Brilliana faltered her answer.

"—unless he believes you stand higher in the graces of a certain lady than he can ever hope to stand."

Master Rainham's smile gave Halfman the feel of goose-flesh. Brilliana's face was, happily, averted.

"Madam, assure me 'tis so," grunted boar's-head.

"I must not say much," Brilliana protested, "no more than this, that in this enterprise, if you but achieve it, you will win great credit with the King at no cost to yourself, you spoil a rival, and—but this is very private—you will give great pleasure to that same nameless lady."

Master Peter shouted, "Why, then, all's well. I will pick him as clean as a whistle." Again caution overcrowded cheer. "But I must pick my time, look you."

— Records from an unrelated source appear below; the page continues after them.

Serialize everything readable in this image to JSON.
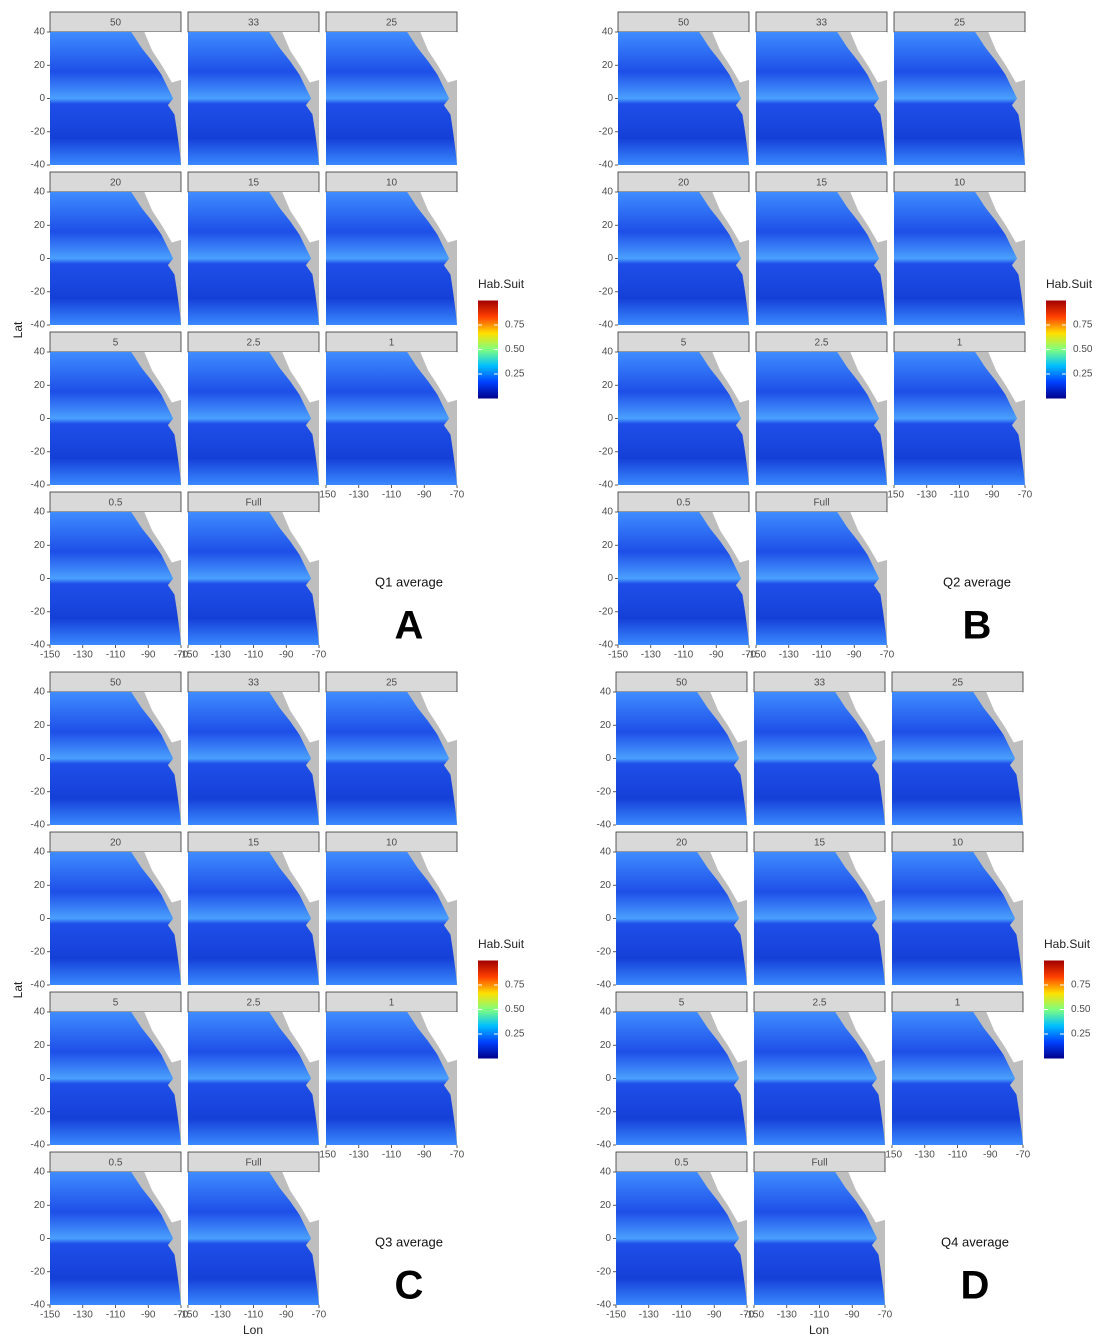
{
  "chart_data": [
    {
      "type": "raster-facets",
      "title": "Q1 average",
      "tag": "A",
      "ylabel": "Lat",
      "facets": [
        "50",
        "33",
        "25",
        "20",
        "15",
        "10",
        "5",
        "2.5",
        "1",
        "0.5",
        "Full"
      ],
      "xlim": [
        -150,
        -70
      ],
      "ylim": [
        -40,
        40
      ],
      "xticks": [
        -150,
        -130,
        -110,
        -90,
        -70
      ],
      "yticks": [
        -40,
        -20,
        0,
        20,
        40
      ],
      "legend_title": "Hab.Suit",
      "colorbar_lim": [
        0,
        1
      ],
      "colorbar_ticks": [
        0.25,
        {
          "value": 0.5,
          "label": "0.50"
        },
        0.75
      ],
      "colors": [
        "#00008b",
        "#0040ff",
        "#00bfff",
        "#7fff7f",
        "#ffdf00",
        "#ff4000",
        "#a00000"
      ]
    },
    {
      "type": "raster-facets",
      "title": "Q2 average",
      "tag": "B",
      "facets": [
        "50",
        "33",
        "25",
        "20",
        "15",
        "10",
        "5",
        "2.5",
        "1",
        "0.5",
        "Full"
      ],
      "xlim": [
        -150,
        -70
      ],
      "ylim": [
        -40,
        40
      ],
      "xticks": [
        -150,
        -130,
        -110,
        -90,
        -70
      ],
      "yticks": [
        -40,
        -20,
        0,
        20,
        40
      ],
      "legend_title": "Hab.Suit",
      "colorbar_lim": [
        0,
        1
      ],
      "colorbar_ticks": [
        0.25,
        {
          "value": 0.5,
          "label": "0.50"
        },
        0.75
      ],
      "colors": [
        "#00008b",
        "#0040ff",
        "#00bfff",
        "#7fff7f",
        "#ffdf00",
        "#ff4000",
        "#a00000"
      ]
    },
    {
      "type": "raster-facets",
      "title": "Q3 average",
      "tag": "C",
      "ylabel": "Lat",
      "xlabel": "Lon",
      "facets": [
        "50",
        "33",
        "25",
        "20",
        "15",
        "10",
        "5",
        "2.5",
        "1",
        "0.5",
        "Full"
      ],
      "xlim": [
        -150,
        -70
      ],
      "ylim": [
        -40,
        40
      ],
      "xticks": [
        -150,
        -130,
        -110,
        -90,
        -70
      ],
      "yticks": [
        -40,
        -20,
        0,
        20,
        40
      ],
      "legend_title": "Hab.Suit",
      "colorbar_lim": [
        0,
        1
      ],
      "colorbar_ticks": [
        0.25,
        {
          "value": 0.5,
          "label": "0.50"
        },
        0.75
      ],
      "colors": [
        "#00008b",
        "#0040ff",
        "#00bfff",
        "#7fff7f",
        "#ffdf00",
        "#ff4000",
        "#a00000"
      ]
    },
    {
      "type": "raster-facets",
      "title": "Q4 average",
      "tag": "D",
      "xlabel": "Lon",
      "facets": [
        "50",
        "33",
        "25",
        "20",
        "15",
        "10",
        "5",
        "2.5",
        "1",
        "0.5",
        "Full"
      ],
      "xlim": [
        -150,
        -70
      ],
      "ylim": [
        -40,
        40
      ],
      "xticks": [
        -150,
        -130,
        -110,
        -90,
        -70
      ],
      "yticks": [
        -40,
        -20,
        0,
        20,
        40
      ],
      "legend_title": "Hab.Suit",
      "colorbar_lim": [
        0,
        1
      ],
      "colorbar_ticks": [
        0.25,
        {
          "value": 0.5,
          "label": "0.50"
        },
        0.75
      ],
      "colors": [
        "#00008b",
        "#0040ff",
        "#00bfff",
        "#7fff7f",
        "#ffdf00",
        "#ff4000",
        "#a00000"
      ]
    }
  ]
}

On this, Brilliana became emphatic.

"No time like the present. It is to my certain knowledge that Master Paul is away from home to-day." Again she looked to Halfman for support, and again Halfman yielded it blithely.

"Ay, he has gone hawking," he declared; "he will not be home this great while."

Halfman's confirmation decided Master Peter.

"Why, I go at once. When the cat's away—! I will be back within the hour."

"Then," said Brilliana, "pray you go to the house and gather in my name from the servants' hall such men as you may need for your enterprise. Use despatch, for indeed I long for your return."

Master Peter paid her what he believed to be a courtly bow.

"That same nameless lady shall praise me," he chuckled, and, turning, made for the house with all speed. When they were alone, Brilliana and Halfman looked at each other with the mirth of children who have successfully raided an orchard.

"I have netted them," Brilliana said. "If it do but happen pat, we shall have served the King and punished two cozening faint-hearts. For the best of it is that neither can complain. Each is neck-high in the mire of lies, each has plundered the other, and must be dumb for shame of his knavery."

"It will be brave to spy their faces," Halfman commented, "when they smell out the snare."

"Look to it," Brilliana suggested, "that they be kept apart when they come here. The jest must not spoil. How these old hawks will fly at each other when we unhood them."